Beehives
Ironically for a movie with such a title, there is exactly one scene and one passage of dialogue explicitly related to the titular subject. Of course, it should be noted (and will be below) that bee imagery is persistent throughout the film. The one passage of dialogue (technically a monologue by the husband/father of the family) is pure metaphorical imagery:
“Someone to whom I recently showed my glass beehive, with its movement like the main cogwheel of a clock, someone who saw the constant agitation of the honeycomb, the mysterious, frantic commotion of the nurse bees over the nests, the bustling bridges and stairways of wax, by the invading spirals of the queen, the endlessly varied and repetitive labors of the swarm, the relentless yet futile effort, the feverish comings and goings, the call to sleep always ignored, undermining the next day's work, the final rest of death far from a place that tolerates neither the sick nor tombs, someone who observed these things after the initial surprise had passed, looked away quickly with an expression of sad, inexplicable fright.”
Hexagons
It is important to take note that the title of the film specifically references the spirit of the hive and not the bees. This helps to explain to anyone who might be confused by there is just the one short visual image of actual bees. The bees here are metaphorical: the family unit. And the hive is their home which is represented by the often-striking visual imagery of the light hexagon-shaped panels of glass in the windows and glass doors of their home.
Frankenstein
It is a difficult proposition to decide which is the more significant imagery of the film: the recurring motif of the beehive hexagon or the less omnipresent but thematically pervasive imagery of Frankenstein’s Creature from the 1931 Universal Studios film. It is the image of the Creature—specifically the scene in which the Creature accidentally kills a young girl picking flowers by a lake and the subsequent reaction by the villagers to seek vengeance—which is the controlling dynamic imagery of the film. While the figure of the Creature appears only one more time after the sequence where it is screened for the town, his presence is a specter over the rest of the narrative. Ana is spiritually haunted by Creature to the point of hallucinating his actual physical manifestation and the scene in the film which touches her so deeply is replicated in her relationship with the fugitive rebel soldier.
Isabel’s Resurrection
The most disturbing imagery in the film for most people—by far—is the sequence in which older sister Isabel pranks Ana by setting things up so that she will be discovered by impressionable younger sister in a state of death.

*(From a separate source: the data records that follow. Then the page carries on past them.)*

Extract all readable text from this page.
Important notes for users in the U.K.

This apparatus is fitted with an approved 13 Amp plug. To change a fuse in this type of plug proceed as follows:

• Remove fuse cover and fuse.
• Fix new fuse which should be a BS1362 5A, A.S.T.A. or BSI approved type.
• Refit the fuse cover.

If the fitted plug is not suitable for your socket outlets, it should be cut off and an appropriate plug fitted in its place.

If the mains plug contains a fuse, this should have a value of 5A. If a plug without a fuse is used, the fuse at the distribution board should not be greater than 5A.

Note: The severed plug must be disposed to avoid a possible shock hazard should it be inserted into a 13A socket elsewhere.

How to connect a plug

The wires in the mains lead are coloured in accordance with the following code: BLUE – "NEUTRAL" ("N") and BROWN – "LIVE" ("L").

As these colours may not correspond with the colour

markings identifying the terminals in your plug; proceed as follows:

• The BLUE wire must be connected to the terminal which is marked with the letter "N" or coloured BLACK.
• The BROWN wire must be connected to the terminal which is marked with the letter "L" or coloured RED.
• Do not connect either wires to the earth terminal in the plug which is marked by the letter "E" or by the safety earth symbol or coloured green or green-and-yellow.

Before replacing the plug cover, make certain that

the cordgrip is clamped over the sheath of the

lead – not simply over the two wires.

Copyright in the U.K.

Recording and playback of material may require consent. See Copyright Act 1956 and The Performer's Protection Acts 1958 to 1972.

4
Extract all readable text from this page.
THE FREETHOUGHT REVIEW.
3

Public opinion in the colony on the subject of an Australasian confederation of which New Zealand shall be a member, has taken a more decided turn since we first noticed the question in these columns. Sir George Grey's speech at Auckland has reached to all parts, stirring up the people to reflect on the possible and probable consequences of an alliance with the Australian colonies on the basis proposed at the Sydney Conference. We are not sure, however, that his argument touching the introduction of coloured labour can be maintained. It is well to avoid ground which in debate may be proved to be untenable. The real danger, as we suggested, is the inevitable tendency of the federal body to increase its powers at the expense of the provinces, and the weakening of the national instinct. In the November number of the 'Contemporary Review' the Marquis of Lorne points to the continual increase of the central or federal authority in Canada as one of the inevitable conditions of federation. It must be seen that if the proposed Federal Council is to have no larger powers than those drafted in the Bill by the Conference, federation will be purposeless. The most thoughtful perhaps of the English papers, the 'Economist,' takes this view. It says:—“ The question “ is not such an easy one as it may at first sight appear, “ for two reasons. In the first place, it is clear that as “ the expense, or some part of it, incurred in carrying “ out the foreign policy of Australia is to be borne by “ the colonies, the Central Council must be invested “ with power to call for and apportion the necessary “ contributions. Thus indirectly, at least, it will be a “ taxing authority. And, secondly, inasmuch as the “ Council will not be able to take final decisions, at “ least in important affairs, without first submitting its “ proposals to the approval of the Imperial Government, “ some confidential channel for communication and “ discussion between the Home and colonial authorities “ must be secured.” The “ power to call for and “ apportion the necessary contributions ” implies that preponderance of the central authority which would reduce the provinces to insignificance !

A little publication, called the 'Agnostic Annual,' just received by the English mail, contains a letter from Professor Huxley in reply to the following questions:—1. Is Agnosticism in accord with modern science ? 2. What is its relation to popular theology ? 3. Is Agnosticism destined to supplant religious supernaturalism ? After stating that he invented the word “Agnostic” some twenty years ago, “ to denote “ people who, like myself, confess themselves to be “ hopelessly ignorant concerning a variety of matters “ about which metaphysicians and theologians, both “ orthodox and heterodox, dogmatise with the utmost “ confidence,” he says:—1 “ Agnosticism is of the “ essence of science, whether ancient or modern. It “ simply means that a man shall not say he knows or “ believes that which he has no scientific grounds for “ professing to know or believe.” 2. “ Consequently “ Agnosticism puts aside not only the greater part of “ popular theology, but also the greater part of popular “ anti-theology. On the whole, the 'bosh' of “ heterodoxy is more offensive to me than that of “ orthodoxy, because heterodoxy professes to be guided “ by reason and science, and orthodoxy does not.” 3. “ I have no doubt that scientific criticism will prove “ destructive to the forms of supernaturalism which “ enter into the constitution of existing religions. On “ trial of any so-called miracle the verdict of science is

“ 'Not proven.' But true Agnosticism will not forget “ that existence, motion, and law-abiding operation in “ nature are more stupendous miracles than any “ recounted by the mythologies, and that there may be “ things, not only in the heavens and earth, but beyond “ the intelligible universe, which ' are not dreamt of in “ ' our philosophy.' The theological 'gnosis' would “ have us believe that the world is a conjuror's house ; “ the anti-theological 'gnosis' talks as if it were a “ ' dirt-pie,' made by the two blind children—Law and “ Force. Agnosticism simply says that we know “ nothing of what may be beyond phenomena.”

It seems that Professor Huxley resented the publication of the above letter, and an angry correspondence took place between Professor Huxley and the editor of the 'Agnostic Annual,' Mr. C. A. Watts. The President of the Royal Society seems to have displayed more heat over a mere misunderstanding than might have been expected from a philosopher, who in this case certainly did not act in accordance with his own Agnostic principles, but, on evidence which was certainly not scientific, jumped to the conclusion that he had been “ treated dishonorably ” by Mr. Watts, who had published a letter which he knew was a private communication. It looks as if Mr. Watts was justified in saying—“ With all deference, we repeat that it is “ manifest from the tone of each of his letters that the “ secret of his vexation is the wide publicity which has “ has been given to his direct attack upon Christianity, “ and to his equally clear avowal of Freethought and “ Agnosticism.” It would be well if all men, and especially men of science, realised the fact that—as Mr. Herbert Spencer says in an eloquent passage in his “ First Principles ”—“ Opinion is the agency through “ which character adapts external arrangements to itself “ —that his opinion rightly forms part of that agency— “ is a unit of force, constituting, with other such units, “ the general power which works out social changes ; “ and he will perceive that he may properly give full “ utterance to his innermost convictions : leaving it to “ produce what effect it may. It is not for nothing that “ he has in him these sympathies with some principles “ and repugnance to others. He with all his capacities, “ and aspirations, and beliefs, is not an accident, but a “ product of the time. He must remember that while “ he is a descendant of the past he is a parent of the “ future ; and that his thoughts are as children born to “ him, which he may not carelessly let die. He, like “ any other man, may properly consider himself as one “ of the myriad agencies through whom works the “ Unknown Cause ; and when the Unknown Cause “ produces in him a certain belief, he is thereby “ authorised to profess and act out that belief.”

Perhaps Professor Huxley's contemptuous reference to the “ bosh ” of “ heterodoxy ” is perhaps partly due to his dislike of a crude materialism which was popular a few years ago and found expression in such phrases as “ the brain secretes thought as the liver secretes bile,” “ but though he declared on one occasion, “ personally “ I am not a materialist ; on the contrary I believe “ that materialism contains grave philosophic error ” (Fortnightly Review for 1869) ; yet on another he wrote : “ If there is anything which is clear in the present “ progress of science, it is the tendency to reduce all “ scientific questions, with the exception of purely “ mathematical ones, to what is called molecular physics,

Several elements contribute to make this scene so unnerving. For one thing, it seems to last forever. The film is marked by long shots little or no dialogue but this sequence seems to be twice as long as any other. Then there are the performances, especially by that of the young actress playing Isabel. The horror that we feel for Ana is only possible because Isabel is selling the prank with everything she’s got. She doesn’t give away for a moment that it is a prank and since it comes after the scene in which their father explains that eating the wrong mushroom can kill, viewers are encouraged to make that connection even if not consciously.
The temptation must have been great to relieve the punishing tension of this scene by telegraphing to the audience that Ana need not really be so distressed, but the temptation is rejected. Since the scene does go on so long, at a certain point almost any viewer will conclude that things have turned tragic. And then the tension is relieved when Isabel reveals she is still very much alive by grabbing Ana from behind and it is only at this point that the purpose of the scene becomes clear as it connects back to Frankenstein bringing the dead back to life with his Creature, and Isabel’s insistence that “everything in the movies is fake.”